Ser mãe (não necessariamente biológica, mas de ofício) não precisa ser sinônimo de abnegações. Mas isso só vai acontecer se a sociedade - destacando os filhos e companheiros - olharem essas mulheres com o mesmo amor que elas dedicam aos seus. Neste ano, presenteia suas mães com divisão digna dos trabalhos domésticos e de cuidado; com a possibilidade dela dormir, se alimentar, tomar um banho e ter momentos de tranquilidade sem se sentir culpada por isso; com expurgo de julgamentos e oferendas de acolhimento; trocando acusações por apoio psicológico, financeiro e logístico.

Faça dessa missão linda e importante mais do que um conto de fadas falacioso e baseado em modelos inalcançáveis criados pelo mesmo sistema opressor que define nossos corpos, comportamentos e relações.

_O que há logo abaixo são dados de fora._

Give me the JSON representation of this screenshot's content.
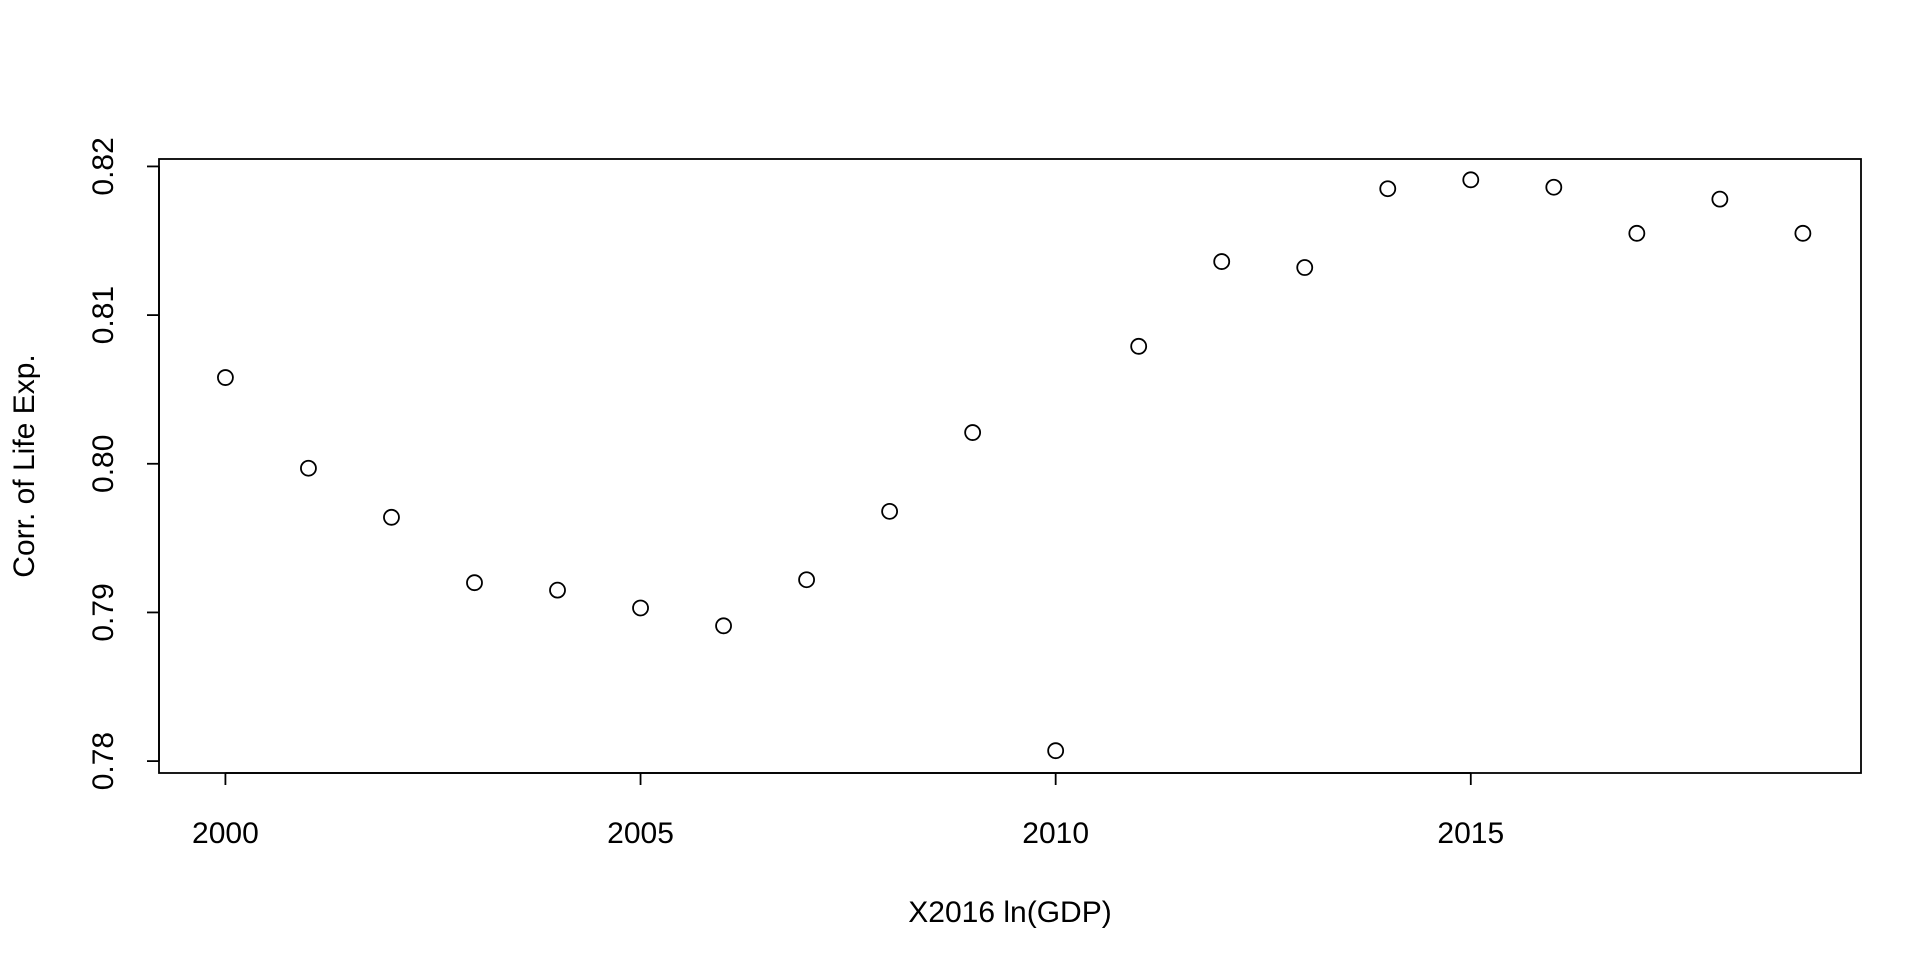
{
  "chart_data": {
    "type": "scatter",
    "title": "",
    "xlabel": "X2016 ln(GDP)",
    "ylabel": "Corr. of Life Exp.",
    "xlim": [
      1999.2,
      2019.7
    ],
    "ylim": [
      0.7792,
      0.8205
    ],
    "x_ticks": [
      2000,
      2005,
      2010,
      2015
    ],
    "x_tick_labels": [
      "2000",
      "2005",
      "2010",
      "2015"
    ],
    "y_ticks": [
      0.78,
      0.79,
      0.8,
      0.81,
      0.82
    ],
    "y_tick_labels": [
      "0.78",
      "0.79",
      "0.80",
      "0.81",
      "0.82"
    ],
    "grid": false,
    "marker": "open-circle",
    "points": [
      {
        "x": 2000,
        "y": 0.8058
      },
      {
        "x": 2001,
        "y": 0.7997
      },
      {
        "x": 2002,
        "y": 0.7964
      },
      {
        "x": 2003,
        "y": 0.792
      },
      {
        "x": 2004,
        "y": 0.7915
      },
      {
        "x": 2005,
        "y": 0.7903
      },
      {
        "x": 2006,
        "y": 0.7891
      },
      {
        "x": 2007,
        "y": 0.7922
      },
      {
        "x": 2008,
        "y": 0.7968
      },
      {
        "x": 2009,
        "y": 0.8021
      },
      {
        "x": 2010,
        "y": 0.7807
      },
      {
        "x": 2011,
        "y": 0.8079
      },
      {
        "x": 2012,
        "y": 0.8136
      },
      {
        "x": 2013,
        "y": 0.8132
      },
      {
        "x": 2014,
        "y": 0.8185
      },
      {
        "x": 2015,
        "y": 0.8191
      },
      {
        "x": 2016,
        "y": 0.8186
      },
      {
        "x": 2017,
        "y": 0.8155
      },
      {
        "x": 2018,
        "y": 0.8178
      },
      {
        "x": 2019,
        "y": 0.8155
      }
    ]
  }
}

Seja “mãe” mesmo sendo pai, sendo irmão, amigo, parente. Ter apoio nessa tarefa não diminui a maternidade, só a torna mais prazerosa, justa e realmente digna para quem se dispôs a doar o melhor de si para a humanidade perpetuando vida na Terra.

Feliz dia das mães para as mulheres que desejam genuinamente assumir esse belo papel.

Notas:

[1] O Filme TULLY (Diamond Films) de 2018 traz uma perspectiva delicada sobre a temática. 

[2] RIBEIRO, Djamila. Quem tem medo do feminismo negro?. 1ª ed. São Paulo: Companhia das Letras, 2018. Arquivo Kindle. 

[3] Disponível em <https://g1.globo.com/monitor-da-violencia/noticia/2020/03/05/mesmo-com-queda-recorde-de-mortes-de-mulheres-brasil-tem-alta-no-numero-de-feminicidios-em-2019.ghtml>. Acesso em 05/05/2020 às 14:27h.

 

*Jornalista e Secretária de Comunicação da CUT-PB.